Self-care should be about you, not about external pressures or social expectations. It should be something that you do for yourself, and that feels right for you. If you feel like something is missing from your self-care routine, that’s okay. It’s important to shift your mindset so that you are focusing more on self-care than on what you have to do or what others are saying.

Don’t hesitate to reach out for help.

If you’re struggling with borderline traits, it can be easy to tell yourself that you “should” be able to handle it. But that’s not the best way to approach BPD. If you’re struggling and don’t feel like you have a plan for how to handle your emotions and impulsivity, it’s okay to reach out for help. It’s also okay to feel like you need help. If you’re feeling overwhelmed or like you need some extra support in your recovery, that’s okay too. There are plenty of resources available for people in need.

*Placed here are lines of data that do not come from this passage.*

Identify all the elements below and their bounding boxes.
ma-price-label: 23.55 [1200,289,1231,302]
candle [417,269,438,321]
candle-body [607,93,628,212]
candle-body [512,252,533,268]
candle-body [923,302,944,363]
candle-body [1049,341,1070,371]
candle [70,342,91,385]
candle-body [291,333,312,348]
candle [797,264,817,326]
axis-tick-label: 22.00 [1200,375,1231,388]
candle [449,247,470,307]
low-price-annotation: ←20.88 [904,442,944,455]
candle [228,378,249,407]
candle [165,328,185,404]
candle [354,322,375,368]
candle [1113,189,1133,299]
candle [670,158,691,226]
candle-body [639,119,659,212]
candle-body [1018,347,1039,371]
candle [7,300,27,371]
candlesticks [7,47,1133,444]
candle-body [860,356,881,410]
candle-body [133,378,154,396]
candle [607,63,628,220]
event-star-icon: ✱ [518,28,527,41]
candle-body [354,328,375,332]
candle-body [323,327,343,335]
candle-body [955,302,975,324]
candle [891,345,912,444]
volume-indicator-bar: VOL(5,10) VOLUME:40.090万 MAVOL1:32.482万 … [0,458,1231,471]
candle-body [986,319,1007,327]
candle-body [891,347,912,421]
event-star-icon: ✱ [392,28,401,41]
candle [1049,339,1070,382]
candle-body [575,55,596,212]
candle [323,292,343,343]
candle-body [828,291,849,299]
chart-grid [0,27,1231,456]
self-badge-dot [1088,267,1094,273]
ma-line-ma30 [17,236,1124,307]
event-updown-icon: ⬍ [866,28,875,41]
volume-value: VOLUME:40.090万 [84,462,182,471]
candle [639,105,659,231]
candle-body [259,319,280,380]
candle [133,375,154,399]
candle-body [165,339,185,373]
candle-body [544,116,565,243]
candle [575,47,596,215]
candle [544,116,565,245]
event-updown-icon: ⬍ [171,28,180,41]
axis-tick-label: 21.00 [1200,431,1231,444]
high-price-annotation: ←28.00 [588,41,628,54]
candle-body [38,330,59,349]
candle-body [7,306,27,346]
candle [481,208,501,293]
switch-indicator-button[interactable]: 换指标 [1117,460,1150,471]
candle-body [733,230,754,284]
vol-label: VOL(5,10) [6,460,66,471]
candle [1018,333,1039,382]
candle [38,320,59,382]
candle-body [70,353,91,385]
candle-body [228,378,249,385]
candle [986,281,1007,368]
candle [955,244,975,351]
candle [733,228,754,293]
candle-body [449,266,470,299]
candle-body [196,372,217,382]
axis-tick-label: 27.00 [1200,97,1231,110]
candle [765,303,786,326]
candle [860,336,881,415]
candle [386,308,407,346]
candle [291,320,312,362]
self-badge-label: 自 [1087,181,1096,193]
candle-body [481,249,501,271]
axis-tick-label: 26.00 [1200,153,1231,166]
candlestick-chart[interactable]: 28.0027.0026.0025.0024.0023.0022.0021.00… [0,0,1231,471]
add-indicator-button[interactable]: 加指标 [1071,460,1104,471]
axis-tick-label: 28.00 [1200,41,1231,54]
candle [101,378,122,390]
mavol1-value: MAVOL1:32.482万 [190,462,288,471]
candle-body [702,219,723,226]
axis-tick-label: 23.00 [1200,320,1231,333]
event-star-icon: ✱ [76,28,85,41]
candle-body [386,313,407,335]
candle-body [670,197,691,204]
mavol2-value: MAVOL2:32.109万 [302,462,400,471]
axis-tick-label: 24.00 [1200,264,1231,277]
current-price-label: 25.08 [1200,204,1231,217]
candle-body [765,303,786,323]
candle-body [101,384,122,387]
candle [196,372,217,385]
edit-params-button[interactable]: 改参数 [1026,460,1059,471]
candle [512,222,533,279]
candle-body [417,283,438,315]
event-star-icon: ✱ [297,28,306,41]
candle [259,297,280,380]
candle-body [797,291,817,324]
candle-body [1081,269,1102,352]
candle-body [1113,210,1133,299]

Don’t hesitate to reach out for help if you need it. There are plenty of resources available for people in need. There are also plenty of support groups, online articles, and therapy approaches that can support your healing journey.

Complete a time audit of your days to understand what you are doing

If you’re interested in learning more about your daily patterns and habits, you may want to consider completing a time audit. A time audit involves tracking your daily activities and logging what you did and how you felt during each activity. This way, you can get a better understanding of what you are doing and what your daily patterns consist of. The process of tracking your daily activities can help you to gain insight into your thought patterns, impulsivity, and emotions. It can also help you to identify how you can change your patterns. If you are interested in tracking your daily activities, consider using an app like Toggl or logging all of your activities by hand. You may also want to consider meeting with a professional who can help you track your patterns and identify ways to change them.